The Cauvery water dispute is rooted in decades of political incapacity on the part of generations of politicians of four states to hammer out an amicable and sustainable solution to sharing of river water. This dispute has existed for several decades (even pre-Independence) and it is only now thanks to the Tribunal and Supreme Court that a real solution has been found and has become law and binding on all states.
This dispute is important because the Cauvery serves as a source of water for agricultural economies of Tamil Nadu and Karnataka. It also serves as the primary source of drinking water to the rapidly growing city of Bengaluru.
Based on the early reading, the judgment of the SC seems to be fair to Karnataka despite the inept handling of the case by the Siddaramaiah govt in the early stages — which was reversed because of severe criticism from people, including me. Arguably if the early legal strategy had been planned better, it is possible that Karnataka could have got an increased award because we depend far more on Cauvery for agricultural needs than Tamil Nadu.
The summary of what the Supreme Court said is simple: Tamil Nadu’s entitlement will be a total of 404.25, meaning an additional release of 177.25 TMC — a reduction of 14.75 TMC, which will be earmarked for Bengaluru’s drinking water needs. The Tribunal awards of 30 TMC and 7 TMC for Kerala and Puducherry remain unchanged. Of course, it is the Cauvery tribunal that did most of the hard work over years and its work must be acknowledged.
The finality of this adjudication of the water sharing dispute means more than just these numbers. The Supreme Court has ruled that ownership of river vests with no state and as such water sharing will have to be managed by an independent Cauvery water management board.
This also means that the days of politics around water sharing is near over. This water dispute has been used by a number of politicians to build careers by fanning the fear and insecurity among farmers. Many violent protests have created political careers, which will now need other causes to attach themselves to. Many average but politically connected lawyers have made money through the years this dispute navigated its way through courts, tribunals and Supreme Courts. The professional water management by an independent board will ensure that there will no more of this type of politics.
But 4.75 TMC has been allotted to Bengaluru’s water needs. It’s far from enough for a city that’s rapidly growing at the current rate of consumption of water. That along with the crisis of diminishing water resources in Bengaluru makes water security the most important crisis facing the city and its people, especially its poor. Lack of clean water impacts the poor first and creates connected health and wellness crisis.

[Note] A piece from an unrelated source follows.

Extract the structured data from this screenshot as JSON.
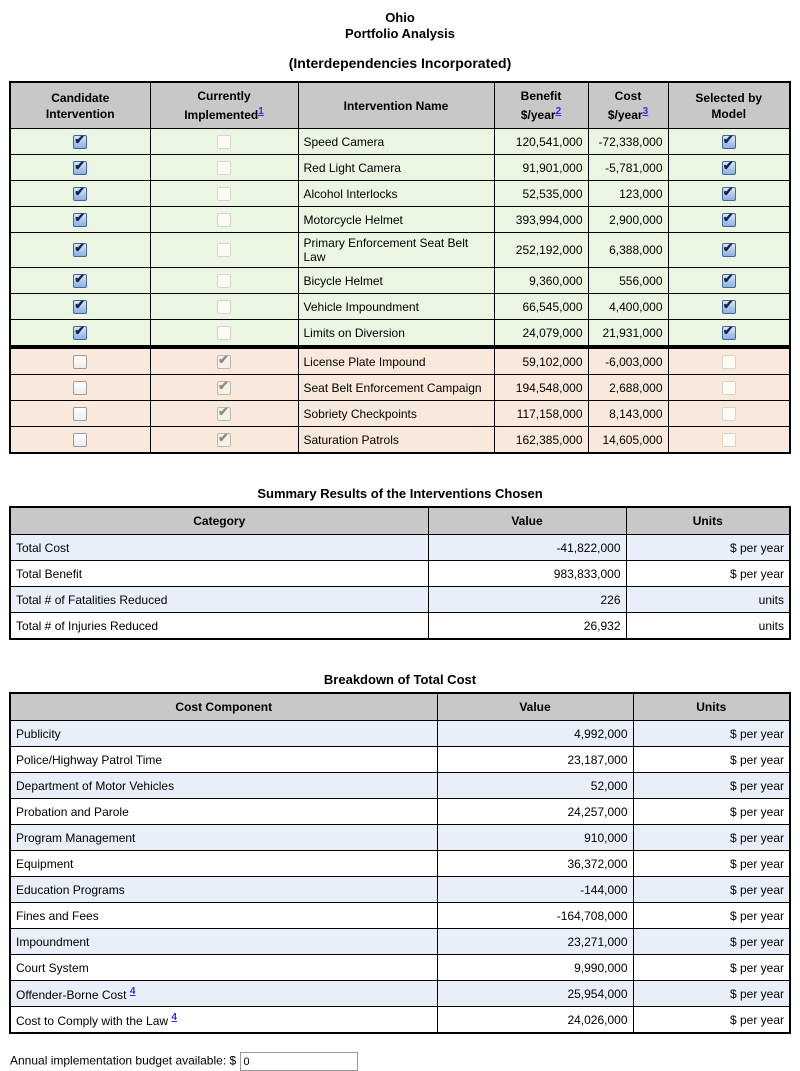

This judgment must mark a real pivot — a change in how people of Karnataka and Bengaluru look at the issue of water security, especially when the city’s traditional water sources — its lakes and groundwater are being callously destroyed by an apathetic government machinery. I hope now a realisation grows that water is now an even more finite resource and that a new culture of management and conservation of water will emerge focusing on rebuilding and recharging our lakes and groundwater in Namma Bengaluru.
Rajeev Chandrasekhar is Rajya Sabha MP and founder of Namma Bengaluru Foundation.